後半は日本のゴールラッシュとなり、10分、遠藤純選手の左サイドからのクロスに田中選手が合わせて2点目を奪い、その後、17分と26分にも宮澤選手と遠藤選手のゴールでリードを広げました。

さらにアディショナルタイムには、途中出場の植木理子選手がペナルティーキックを決めて5点目を挙げました。

日本は、ザンビアに1本もシュートを打たせず5対0で快勝。勝ち点3を獲得して目標のベスト4以上に向けて白星スタートを切りました。

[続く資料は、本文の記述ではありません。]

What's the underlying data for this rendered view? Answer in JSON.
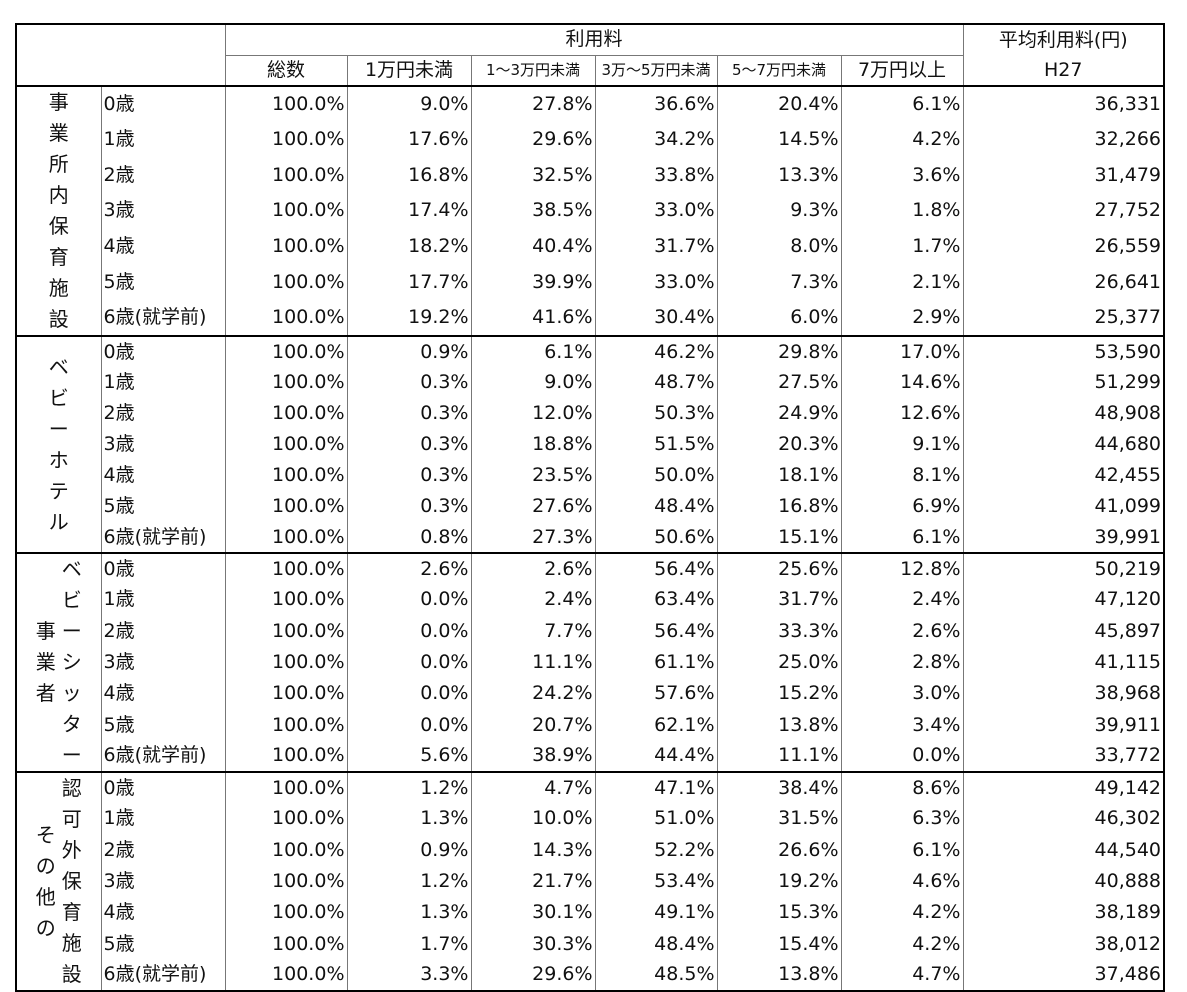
{
  "header": {
    "group_label": "利用料",
    "avg_label": "平均利用料(円)",
    "avg_year": "H27",
    "cols": [
      "総数",
      "1万円未満",
      "1～3万円未満",
      "3万～5万円未満",
      "5～7万円未満",
      "7万円以上"
    ]
  },
  "groups": [
    {
      "label": "事業所内保育施設",
      "label2": "",
      "rows": [
        {
          "age": "0歳",
          "total": "100.0%",
          "c1": "9.0%",
          "c2": "27.8%",
          "c3": "36.6%",
          "c4": "20.4%",
          "c5": "6.1%",
          "avg": "36,331"
        },
        {
          "age": "1歳",
          "total": "100.0%",
          "c1": "17.6%",
          "c2": "29.6%",
          "c3": "34.2%",
          "c4": "14.5%",
          "c5": "4.2%",
          "avg": "32,266"
        },
        {
          "age": "2歳",
          "total": "100.0%",
          "c1": "16.8%",
          "c2": "32.5%",
          "c3": "33.8%",
          "c4": "13.3%",
          "c5": "3.6%",
          "avg": "31,479"
        },
        {
          "age": "3歳",
          "total": "100.0%",
          "c1": "17.4%",
          "c2": "38.5%",
          "c3": "33.0%",
          "c4": "9.3%",
          "c5": "1.8%",
          "avg": "27,752"
        },
        {
          "age": "4歳",
          "total": "100.0%",
          "c1": "18.2%",
          "c2": "40.4%",
          "c3": "31.7%",
          "c4": "8.0%",
          "c5": "1.7%",
          "avg": "26,559"
        },
        {
          "age": "5歳",
          "total": "100.0%",
          "c1": "17.7%",
          "c2": "39.9%",
          "c3": "33.0%",
          "c4": "7.3%",
          "c5": "2.1%",
          "avg": "26,641"
        },
        {
          "age": "6歳(就学前)",
          "total": "100.0%",
          "c1": "19.2%",
          "c2": "41.6%",
          "c3": "30.4%",
          "c4": "6.0%",
          "c5": "2.9%",
          "avg": "25,377"
        }
      ]
    },
    {
      "label": "ベビーホテル",
      "label2": "",
      "rows": [
        {
          "age": "0歳",
          "total": "100.0%",
          "c1": "0.9%",
          "c2": "6.1%",
          "c3": "46.2%",
          "c4": "29.8%",
          "c5": "17.0%",
          "avg": "53,590"
        },
        {
          "age": "1歳",
          "total": "100.0%",
          "c1": "0.3%",
          "c2": "9.0%",
          "c3": "48.7%",
          "c4": "27.5%",
          "c5": "14.6%",
          "avg": "51,299"
        },
        {
          "age": "2歳",
          "total": "100.0%",
          "c1": "0.3%",
          "c2": "12.0%",
          "c3": "50.3%",
          "c4": "24.9%",
          "c5": "12.6%",
          "avg": "48,908"
        },
        {
          "age": "3歳",
          "total": "100.0%",
          "c1": "0.3%",
          "c2": "18.8%",
          "c3": "51.5%",
          "c4": "20.3%",
          "c5": "9.1%",
          "avg": "44,680"
        },
        {
          "age": "4歳",
          "total": "100.0%",
          "c1": "0.3%",
          "c2": "23.5%",
          "c3": "50.0%",
          "c4": "18.1%",
          "c5": "8.1%",
          "avg": "42,455"
        },
        {
          "age": "5歳",
          "total": "100.0%",
          "c1": "0.3%",
          "c2": "27.6%",
          "c3": "48.4%",
          "c4": "16.8%",
          "c5": "6.9%",
          "avg": "41,099"
        },
        {
          "age": "6歳(就学前)",
          "total": "100.0%",
          "c1": "0.8%",
          "c2": "27.3%",
          "c3": "50.6%",
          "c4": "15.1%",
          "c5": "6.1%",
          "avg": "39,991"
        }
      ]
    },
    {
      "label": "ベビーシッター",
      "label2": "事業者",
      "rows": [
        {
          "age": "0歳",
          "total": "100.0%",
          "c1": "2.6%",
          "c2": "2.6%",
          "c3": "56.4%",
          "c4": "25.6%",
          "c5": "12.8%",
          "avg": "50,219"
        },
        {
          "age": "1歳",
          "total": "100.0%",
          "c1": "0.0%",
          "c2": "2.4%",
          "c3": "63.4%",
          "c4": "31.7%",
          "c5": "2.4%",
          "avg": "47,120"
        },
        {
          "age": "2歳",
          "total": "100.0%",
          "c1": "0.0%",
          "c2": "7.7%",
          "c3": "56.4%",
          "c4": "33.3%",
          "c5": "2.6%",
          "avg": "45,897"
        },
        {
          "age": "3歳",
          "total": "100.0%",
          "c1": "0.0%",
          "c2": "11.1%",
          "c3": "61.1%",
          "c4": "25.0%",
          "c5": "2.8%",
          "avg": "41,115"
        },
        {
          "age": "4歳",
          "total": "100.0%",
          "c1": "0.0%",
          "c2": "24.2%",
          "c3": "57.6%",
          "c4": "15.2%",
          "c5": "3.0%",
          "avg": "38,968"
        },
        {
          "age": "5歳",
          "total": "100.0%",
          "c1": "0.0%",
          "c2": "20.7%",
          "c3": "62.1%",
          "c4": "13.8%",
          "c5": "3.4%",
          "avg": "39,911"
        },
        {
          "age": "6歳(就学前)",
          "total": "100.0%",
          "c1": "5.6%",
          "c2": "38.9%",
          "c3": "44.4%",
          "c4": "11.1%",
          "c5": "0.0%",
          "avg": "33,772"
        }
      ]
    },
    {
      "label": "認可外保育施設",
      "label2": "その他の",
      "rows": [
        {
          "age": "0歳",
          "total": "100.0%",
          "c1": "1.2%",
          "c2": "4.7%",
          "c3": "47.1%",
          "c4": "38.4%",
          "c5": "8.6%",
          "avg": "49,142"
        },
        {
          "age": "1歳",
          "total": "100.0%",
          "c1": "1.3%",
          "c2": "10.0%",
          "c3": "51.0%",
          "c4": "31.5%",
          "c5": "6.3%",
          "avg": "46,302"
        },
        {
          "age": "2歳",
          "total": "100.0%",
          "c1": "0.9%",
          "c2": "14.3%",
          "c3": "52.2%",
          "c4": "26.6%",
          "c5": "6.1%",
          "avg": "44,540"
        },
        {
          "age": "3歳",
          "total": "100.0%",
          "c1": "1.2%",
          "c2": "21.7%",
          "c3": "53.4%",
          "c4": "19.2%",
          "c5": "4.6%",
          "avg": "40,888"
        },
        {
          "age": "4歳",
          "total": "100.0%",
          "c1": "1.3%",
          "c2": "30.1%",
          "c3": "49.1%",
          "c4": "15.3%",
          "c5": "4.2%",
          "avg": "38,189"
        },
        {
          "age": "5歳",
          "total": "100.0%",
          "c1": "1.7%",
          "c2": "30.3%",
          "c3": "48.4%",
          "c4": "15.4%",
          "c5": "4.2%",
          "avg": "38,012"
        },
        {
          "age": "6歳(就学前)",
          "total": "100.0%",
          "c1": "3.3%",
          "c2": "29.6%",
          "c3": "48.5%",
          "c4": "13.8%",
          "c5": "4.7%",
          "avg": "37,486"
        }
      ]
    }
  ]
}
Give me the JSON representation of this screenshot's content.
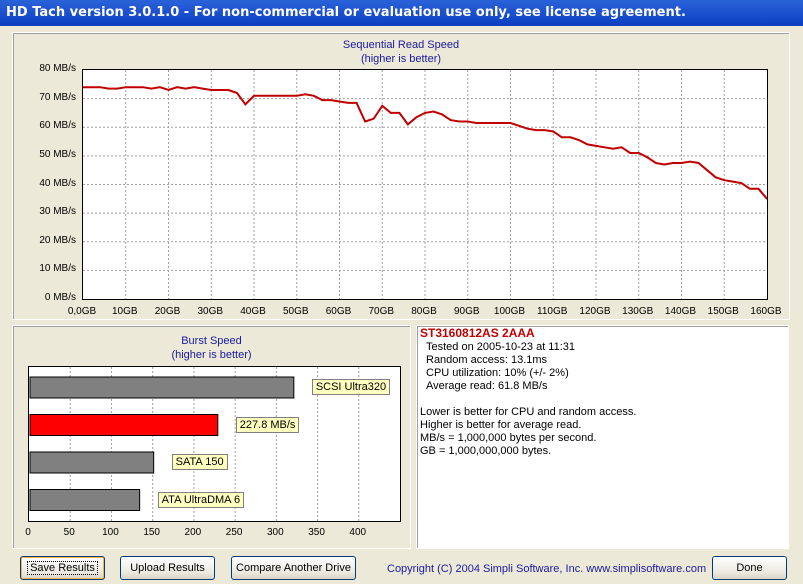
{
  "window": {
    "title": "HD Tach version 3.0.1.0  - For non-commercial or evaluation use only, see license agreement."
  },
  "seq_chart": {
    "title": "Sequential Read Speed",
    "subtitle": "(higher is better)",
    "y_ticks": [
      "80 MB/s",
      "70 MB/s",
      "60 MB/s",
      "50 MB/s",
      "40 MB/s",
      "30 MB/s",
      "20 MB/s",
      "10 MB/s",
      "0 MB/s"
    ],
    "x_ticks": [
      "0,0GB",
      "10GB",
      "20GB",
      "30GB",
      "40GB",
      "50GB",
      "60GB",
      "70GB",
      "80GB",
      "90GB",
      "100GB",
      "110GB",
      "120GB",
      "130GB",
      "140GB",
      "150GB",
      "160GB"
    ],
    "line_color": "#c00000"
  },
  "burst_chart": {
    "title": "Burst Speed",
    "subtitle": "(higher is better)",
    "x_ticks": [
      "0",
      "50",
      "100",
      "150",
      "200",
      "250",
      "300",
      "350",
      "400"
    ],
    "bars": [
      {
        "label": "SCSI Ultra320",
        "value": 320,
        "color": "#808080"
      },
      {
        "label": "227.8 MB/s",
        "value": 227.8,
        "color": "#ff0000"
      },
      {
        "label": "SATA 150",
        "value": 150,
        "color": "#808080"
      },
      {
        "label": "ATA UltraDMA 6",
        "value": 133,
        "color": "#808080"
      }
    ]
  },
  "info": {
    "drive": "ST3160812AS 2AAA",
    "tested": "Tested on 2005-10-23 at 11:31",
    "random": "Random access: 13.1ms",
    "cpu": "CPU utilization: 10% (+/- 2%)",
    "avg": "Average read: 61.8 MB/s",
    "note1": "Lower is better for CPU and random access.",
    "note2": "Higher is better for average read.",
    "note3": "MB/s = 1,000,000 bytes per second.",
    "note4": "GB = 1,000,000,000 bytes."
  },
  "buttons": {
    "save": "Save Results",
    "upload": "Upload Results",
    "compare": "Compare Another Drive",
    "done": "Done"
  },
  "copyright": "Copyright (C) 2004 Simpli Software, Inc. www.simplisoftware.com",
  "chart_data": [
    {
      "type": "line",
      "title": "Sequential Read Speed",
      "subtitle": "(higher is better)",
      "xlabel": "",
      "ylabel": "",
      "xlim": [
        0,
        160
      ],
      "ylim": [
        0,
        80
      ],
      "grid": true,
      "x": [
        0,
        4,
        6,
        8,
        10,
        12,
        14,
        16,
        18,
        20,
        22,
        24,
        26,
        28,
        30,
        32,
        34,
        36,
        38,
        40,
        42,
        44,
        46,
        48,
        50,
        52,
        54,
        56,
        58,
        60,
        62,
        64,
        66,
        68,
        70,
        72,
        74,
        76,
        78,
        80,
        82,
        84,
        86,
        88,
        90,
        92,
        94,
        96,
        98,
        100,
        102,
        104,
        106,
        108,
        110,
        112,
        114,
        116,
        118,
        120,
        122,
        124,
        126,
        128,
        130,
        132,
        134,
        136,
        138,
        140,
        142,
        144,
        146,
        148,
        150,
        152,
        154,
        156,
        158,
        160
      ],
      "y": [
        74,
        74,
        73.5,
        73.5,
        74,
        74,
        74,
        73.5,
        74,
        73,
        74,
        73.5,
        74,
        73.5,
        73,
        73,
        73,
        72,
        68,
        71,
        71,
        71,
        71,
        71,
        71,
        71.5,
        71,
        69.5,
        69.5,
        69,
        68.5,
        68.5,
        62,
        63,
        67.5,
        65,
        65,
        61,
        63.5,
        65,
        65.5,
        64.5,
        62.5,
        62,
        62,
        61.5,
        61.5,
        61.5,
        61.5,
        61.5,
        60.5,
        59.5,
        59,
        59,
        58.5,
        56.5,
        56.5,
        55.5,
        54,
        53.5,
        53,
        52.5,
        53,
        51,
        51,
        49.5,
        47.5,
        47,
        47.5,
        47.5,
        48,
        47.5,
        45,
        42.5,
        41.5,
        41,
        40.5,
        38.5,
        38.5,
        35
      ]
    },
    {
      "type": "bar",
      "title": "Burst Speed",
      "subtitle": "(higher is better)",
      "categories": [
        "SCSI Ultra320",
        "227.8 MB/s",
        "SATA 150",
        "ATA UltraDMA 6"
      ],
      "values": [
        320,
        227.8,
        150,
        133
      ],
      "xlim": [
        0,
        450
      ],
      "grid": true
    }
  ]
}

「なでしこジャパン」は今月26日、1次リーグの第2戦で世界36位のコスタリカと対戦します。

《選手・監督 談話》

池田太監督「高い集中力を持って戦ってくれた」

池田太監督

日本の池田太監督は「選手たちは高い集中力を持って戦ってくれた。特に、相手の前線のスピードがある選手にしっかり対応できた」と相手にシュートを1本も打たせなかった守備陣をたたえました。26日のコスタリカ戦に向けては「しっかり準備していきたい」と話していました。

2得点の活躍 宮澤ひなた選手「本当にうれしい」

宮澤ひなた選手

日本の初戦で2ゴールを決めたミッドフィルダーの宮澤選手は藤野選手からのパスをダイレクトで決めた先制ゴールについて「本当にうれしいです。冷静に決められたのはよかったし、藤野選手を信じて走ってよかった」と振り返りました。そして「結果が出せてよかったが、まだまだ決めきれるところがあった。優勝を目指したいし、自分の特長がチームに役に立ったらいい」と次の試合を見据えていました。

追加点を決めた田中美南「5得点での勝利 大きい」

2点目を挙げたフォワードの田中美南選手は「初戦で堅さもあったが、しっかり5得点して勝利できたことは大きい」と試合を振り返りました。田中選手はこの試合、得点を挙げるまでに2回、持ち味の素早い飛び出しからゴールネットを揺らす場面がありましたが、いずれもVARの結果、オフサイドと判定されて得点は認められませんでした。3回目でゴールが認められたことについて「1回目は正直に言うと最初の動き出しでオフサイドポジションに出たかなと感じていたが、2回目は分からなかった。3回目でゴールを決めたときは不安だったが、得点を認めてもらえてよかった」と振り返りました。そして次のコスタリカ戦に向けて「切り替えてきょうの課題を修正し勝ち点3を取りたい」と意気込んでいました。

熊谷紗希 主将「次につながる」

キャプテンの熊谷紗希選手は「勝ち点3を目標にしていた中で無失点に抑えて5得点取れたことは次につながったと思う」と試合を振り返りました。ザンビアに1本もシュートを打たせなかった守備については「相手のカウンターや裏へ出すボールへの対応を準備してきたので、最後まで集中を切らさず、狙った形で守ることができた」と話しました。そして5得点を挙げた攻撃陣について「本当に頼もしい。VARの結果、取り消されたゴールもあったが、それだけチャンスを作っていた。次の試合でも仕掛けてゴールを奪ってほしい」と話しました。

司令塔 長谷川唯「いいスタートが切れた」

司令塔の長谷川唯選手は「相手に速い選手がいること、カウンターを気をつけることをチームとしてやっていたので、そこができたからこそ大量得点につながった」と試合を振り返りました。また「初戦はどの大会でも難しくてわかっていても、いい試合ができないことも多いが、いいスタートが切れたので次につなげていきたい。ただ、1つ終わっただけなのでしっかり切り替えてきょうは休んで次に向けてあしたから準備したい」と話しました。地元の埼玉県戸田市ではパブリックビューイングで多くの人が応援していたことを聞かれ「壮行会も開いてくれてワールドカップに向けてパワーをもらったのでいい結果が届けられてうれしい」と感謝していました。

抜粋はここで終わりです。